There’s something wrong with my generation, and with the generation before me, and it was probably the same thing wrong with the generation before that.. We all seek and strive to somehow take care of ourselves with an independent streak. I think for a lot of us, the fragility of a divine being born into a 3kg flesh and bones skinbag, utterly dependant on the humans around him to sustain and keep him is a lot scarier than a strong grown man who would/could speak wisdom and transform society.
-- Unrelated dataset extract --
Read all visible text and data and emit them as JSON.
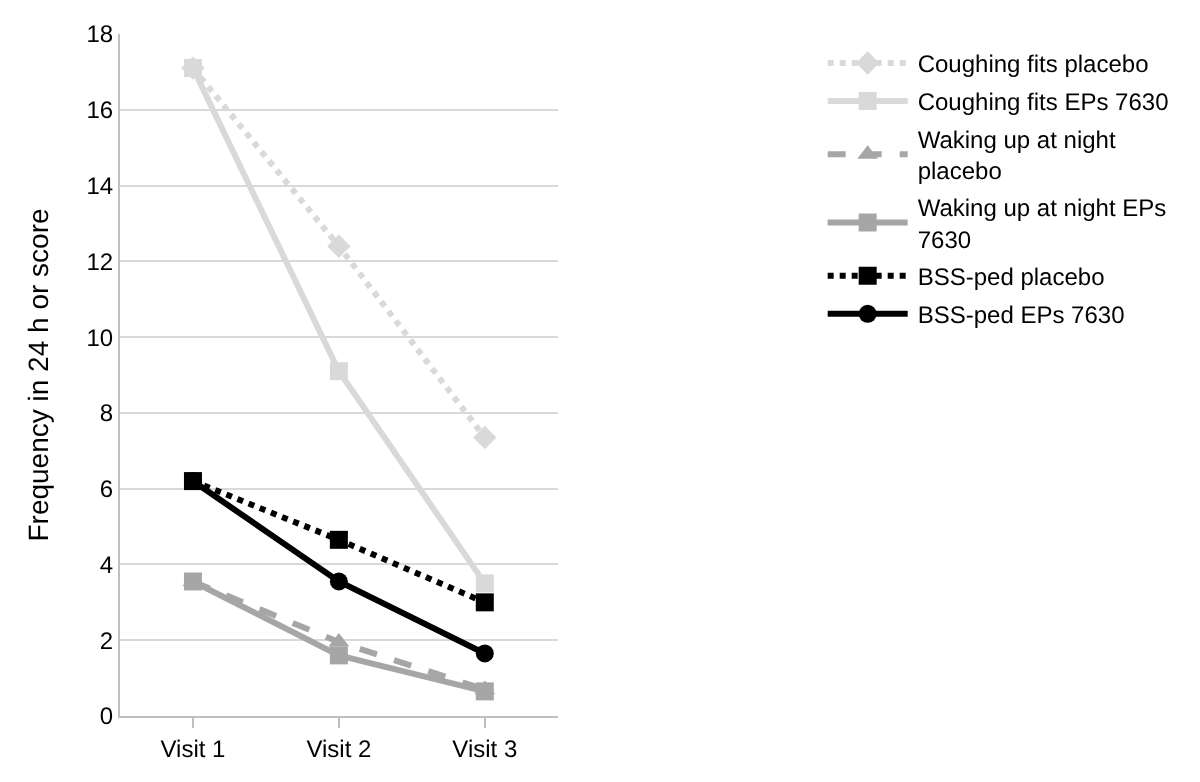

But for the most part – Baby Jesus in a manger is a tolerable part of the Christmas story. As innocuous as Saint Nicholas, Santa or the Christmas elves, it’s hard to see anything but inherent goodness in a baby. Which is why the Church has likely embraced the Christmas ritual over centuries. Birthdays are important, but Christmas is hardly a pillar of the Christian faith; not when lined up against grace, forgiveness, sacrificial and unconditional love. Miracle, yes – but those are not altogether uncommon in the book of faith we call the Bible.

Society has figured out ways of dealing with that grown Jesus. They have called him Wise Teacher, and other such things when being respectful. Idiot, lunatic and fool when otherwise motivated. They’ve also figured out how to tolerate the Baby Jesus, harmless and fragile in a manger, for many, the last time the Church showed grace to someone who didn’t appear to meet the grade. But we as the Church struggle to communicate and find spaces in the secular world for the wholeness of Jesus: the Babe he was born as, or the teenage mother that he came from, the teenager he grew into and the full-grown man he became.

The Church has spent decades using the Advent  season to try and tell the Gospel story again, using the harmless babe to tap into people’s good graces, but I think it’s we who need to hear the story again. It’s we who need to reconnect with a spirituality that is not afraid of weakness, or dependence, grace or patience or an innocent, hopeful glance towards the future.

And maybe that’s why we have to keep celebrating the Advent with passion and energy.. because people need to be reminded that there are things in life still to be figured out, mysteries still revealing themselves. There are still entry points for God to enter into those human lives that have not yet discovered him. Every story needs a good beginning, no matter what the ending.